Theoretical studies of enzymic reactions: dielectric, electrostatic and steric stabilization of the carbonium ion in the reaction of lysozyme.

Abstract

Abstract A general method for detailed study of enzymic reactions is presented. The method considers the complete enzyme-substrate complex together with the surrounding solvent and evaluates all the different quantum mechanical and classical energy factors that can affect the reaction pathway.
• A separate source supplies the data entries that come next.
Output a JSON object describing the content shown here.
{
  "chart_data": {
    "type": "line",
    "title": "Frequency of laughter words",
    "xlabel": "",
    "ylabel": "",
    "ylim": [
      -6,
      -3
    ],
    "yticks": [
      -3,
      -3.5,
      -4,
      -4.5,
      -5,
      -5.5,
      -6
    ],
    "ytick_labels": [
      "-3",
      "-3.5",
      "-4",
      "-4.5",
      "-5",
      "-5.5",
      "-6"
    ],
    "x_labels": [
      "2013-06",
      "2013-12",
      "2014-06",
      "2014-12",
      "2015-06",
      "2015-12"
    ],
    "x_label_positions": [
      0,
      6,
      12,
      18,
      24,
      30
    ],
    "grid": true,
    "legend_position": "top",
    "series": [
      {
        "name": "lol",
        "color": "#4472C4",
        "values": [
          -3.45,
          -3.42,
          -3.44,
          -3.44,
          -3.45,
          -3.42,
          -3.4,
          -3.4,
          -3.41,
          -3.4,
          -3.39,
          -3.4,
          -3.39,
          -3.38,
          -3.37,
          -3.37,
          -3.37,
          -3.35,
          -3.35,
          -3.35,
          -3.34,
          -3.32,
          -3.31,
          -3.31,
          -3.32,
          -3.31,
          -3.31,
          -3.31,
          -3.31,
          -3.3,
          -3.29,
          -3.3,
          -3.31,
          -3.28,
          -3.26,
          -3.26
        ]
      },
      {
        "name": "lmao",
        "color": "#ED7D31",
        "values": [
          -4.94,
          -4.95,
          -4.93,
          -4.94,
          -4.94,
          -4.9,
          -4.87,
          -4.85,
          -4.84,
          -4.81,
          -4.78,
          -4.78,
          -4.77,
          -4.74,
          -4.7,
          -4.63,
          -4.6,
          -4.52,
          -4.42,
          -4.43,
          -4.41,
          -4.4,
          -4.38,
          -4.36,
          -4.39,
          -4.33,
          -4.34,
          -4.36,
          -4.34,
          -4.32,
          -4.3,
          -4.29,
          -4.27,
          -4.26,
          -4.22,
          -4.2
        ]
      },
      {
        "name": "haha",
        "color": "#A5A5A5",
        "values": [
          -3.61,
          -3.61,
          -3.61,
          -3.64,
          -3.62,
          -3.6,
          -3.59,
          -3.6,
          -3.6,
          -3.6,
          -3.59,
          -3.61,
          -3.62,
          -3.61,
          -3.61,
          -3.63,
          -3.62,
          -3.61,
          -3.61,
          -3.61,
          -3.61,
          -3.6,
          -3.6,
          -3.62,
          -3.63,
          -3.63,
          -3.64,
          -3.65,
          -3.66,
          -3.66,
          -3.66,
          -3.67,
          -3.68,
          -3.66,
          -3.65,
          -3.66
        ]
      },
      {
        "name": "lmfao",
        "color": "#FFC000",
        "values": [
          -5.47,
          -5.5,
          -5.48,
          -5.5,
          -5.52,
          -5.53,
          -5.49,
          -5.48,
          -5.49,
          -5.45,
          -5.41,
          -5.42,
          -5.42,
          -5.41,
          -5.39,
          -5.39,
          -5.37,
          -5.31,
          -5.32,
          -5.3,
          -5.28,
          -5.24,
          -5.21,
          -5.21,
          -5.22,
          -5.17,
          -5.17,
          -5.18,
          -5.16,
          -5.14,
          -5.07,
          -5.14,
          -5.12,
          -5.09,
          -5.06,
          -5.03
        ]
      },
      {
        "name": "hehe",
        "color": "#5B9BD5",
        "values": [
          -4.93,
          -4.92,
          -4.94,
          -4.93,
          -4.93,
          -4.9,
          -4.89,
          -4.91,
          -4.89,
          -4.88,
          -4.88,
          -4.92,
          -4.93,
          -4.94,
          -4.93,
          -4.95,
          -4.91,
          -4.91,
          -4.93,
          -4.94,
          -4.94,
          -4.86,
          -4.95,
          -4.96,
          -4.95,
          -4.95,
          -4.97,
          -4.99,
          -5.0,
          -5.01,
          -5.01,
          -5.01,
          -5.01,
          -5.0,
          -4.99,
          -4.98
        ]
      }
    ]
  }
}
These factors include the quantum mechanical energies associated with bond cleavage and charge redistribution of the substrate and the classical energies of steric and electrostatic interactions between the substrate and the enzyme. The electrostatic polarization of the enzyme atoms and the orientation of the dipoles of the surrounding water molecules is simulated by a microscopic dielectric model. The solvation energy resulting from this polarization is considerable and must be included in any realistic calculation of chemical reactions involving anything more than an isolated molecule in vacuo . Without it, acidic groups can never become ionized and the charge distribution on the substrate will not be reasonable. The same dielectric model can also be used to study the reaction of the substrate in solution. In this way the reaction in solution can be compared with the enzymic reaction. In this paper we study the stability of the carbonium ion intermediate formed in the cleavage of a glycosidic bond by lysozyme. It is found that electrostatic stabilization is an important factor in increasing the rate of the reaction step that leads to the formation of the carbonium ion intermediate. Steric factors, such as the strain of the substrate on binding to lysozyme, do not seem to contribute significantly.